Yet, for Cartwright’s thesis, it is not merely sleep that is essential to human health, but dreaming as well. In her profession, Cartwright is known as “the Queen of Dreams,” and dream-research is what she is interested in and battles for. Here is how Cartwright explains the symbiotic functioning of the waking and dreaming life.

“…[T]he mind is continuously active, although in different modes of expression, during the two major alterating states of waking and sleep. … In waking, there is a wider lens open to receive and respond more to the external world, while in sleep we are mostly confined to a narrower base of internal information both new and old.”

It is this “internal” information that sets us dreaming, that allows us to fit old information with new information, to anticipate new situations and reconcile old. Cartwright firmly believes that our emotions are greatly tied to the functioning of our dreaming, and of our sleeping.

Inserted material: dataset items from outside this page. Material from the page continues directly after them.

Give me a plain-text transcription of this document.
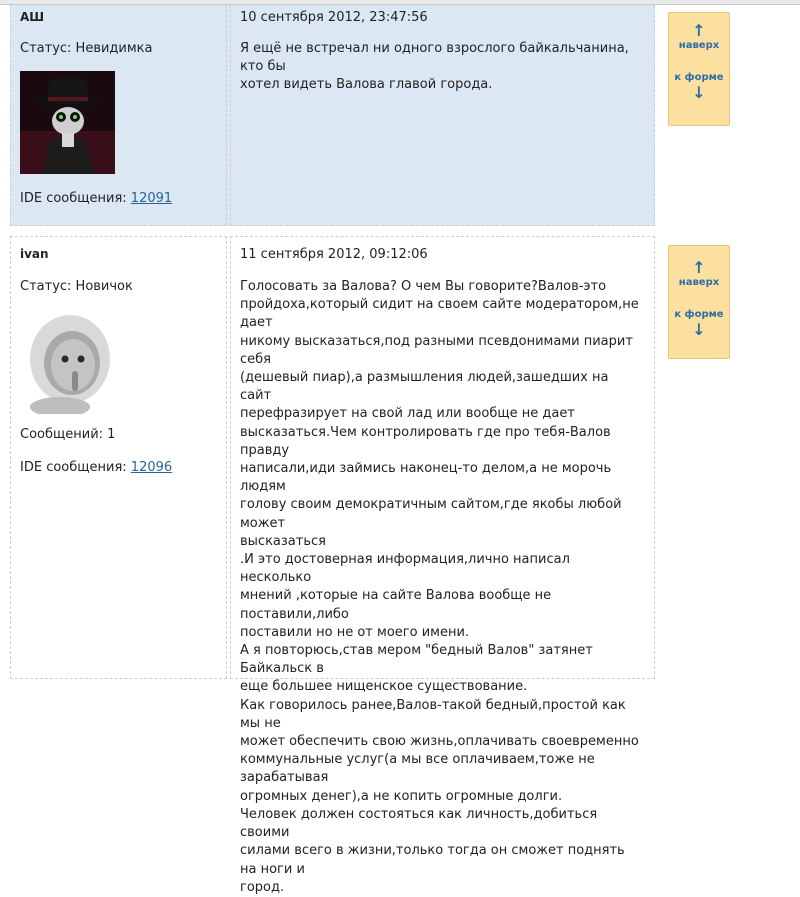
АШ
Статус: Невидимка
IDE сообщения: 12091
10 сентября 2012, 23:47:56
Я ещё не встречал ни одного взрослого байкальчанина, кто бы
хотел видеть Валова главой города.
↑
наверх
к форме
↓
ivan
Статус: Новичок
Сообщений: 1
IDE сообщения: 12096
11 сентября 2012, 09:12:06
Голосовать за Валова? О чем Вы говорите?Валов-это
пройдоха,который сидит на своем сайте модератором,не дает
никому высказаться,под разными псевдонимами пиарит себя
(дешевый пиар),а размышления людей,зашедших на сайт
перефразирует на свой лад или вообще не дает
высказаться.Чем контролировать где про тебя-Валов правду
написали,иди займись наконец-то делом,а не морочь людям
голову своим демократичным сайтом,где якобы любой может
высказаться
.И это достоверная информация,лично написал несколько
мнений ,которые на сайте Валова вообще не поставили,либо
поставили но не от моего имени.
А я повторюсь,став мером "бедный Валов" затянет Байкальск в
еще большее нищенское существование.
Как говорилось ранее,Валов-такой бедный,простой как мы не
может обеспечить свою жизнь,оплачивать своевременно
коммунальные услуг(а мы все оплачиваем,тоже не зарабатывая
огромных денег),а не копить огромные долги.
Человек должен состояться как личность,добиться своими
силами всего в жизни,только тогда он сможет поднять на ноги и
город.
↑
наверх
к форме
↓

While Cartwright acknowledges the contributions of Freud to dream-analysis and the understanding of the unconscious, she moves decidedly apart from him. (The technological abilities for brain-image mapping, sleep studies, etc. give her a great advantage.) The Freudian concept of the preconscious, unconscious and conscious mind is much too simplistic for what Cartwright sees happening. Here is her take on dreaming:

“So in good sleepers, the mind is continuously active, reviewing experience from yesterday, sorting which new information is relevant and important to save due to its emotional saliency. Dreams are not without sense, nor are they best understood to be expressions of infantile wishes. They are the result of the interconnectedness of new experience with that already stored in memory networks. But memory is never a precise duplicate of the original; instead, it is a contining act of creation. Dream images are the product of that creation. They are formed by pattern recognition between some current emotionally valued experience matching the condensed representation of similarly toned memories. Networks of these become our familiar style of thinking, which gives our behavior continuity and us a coherent sense of who we are. Thus, dream dimensions are elements of the schemas, and both represent accumulated experience and serve to filter and evaluate the new day’s input.”

It all is a lot to digest. But it is something to sleep upon.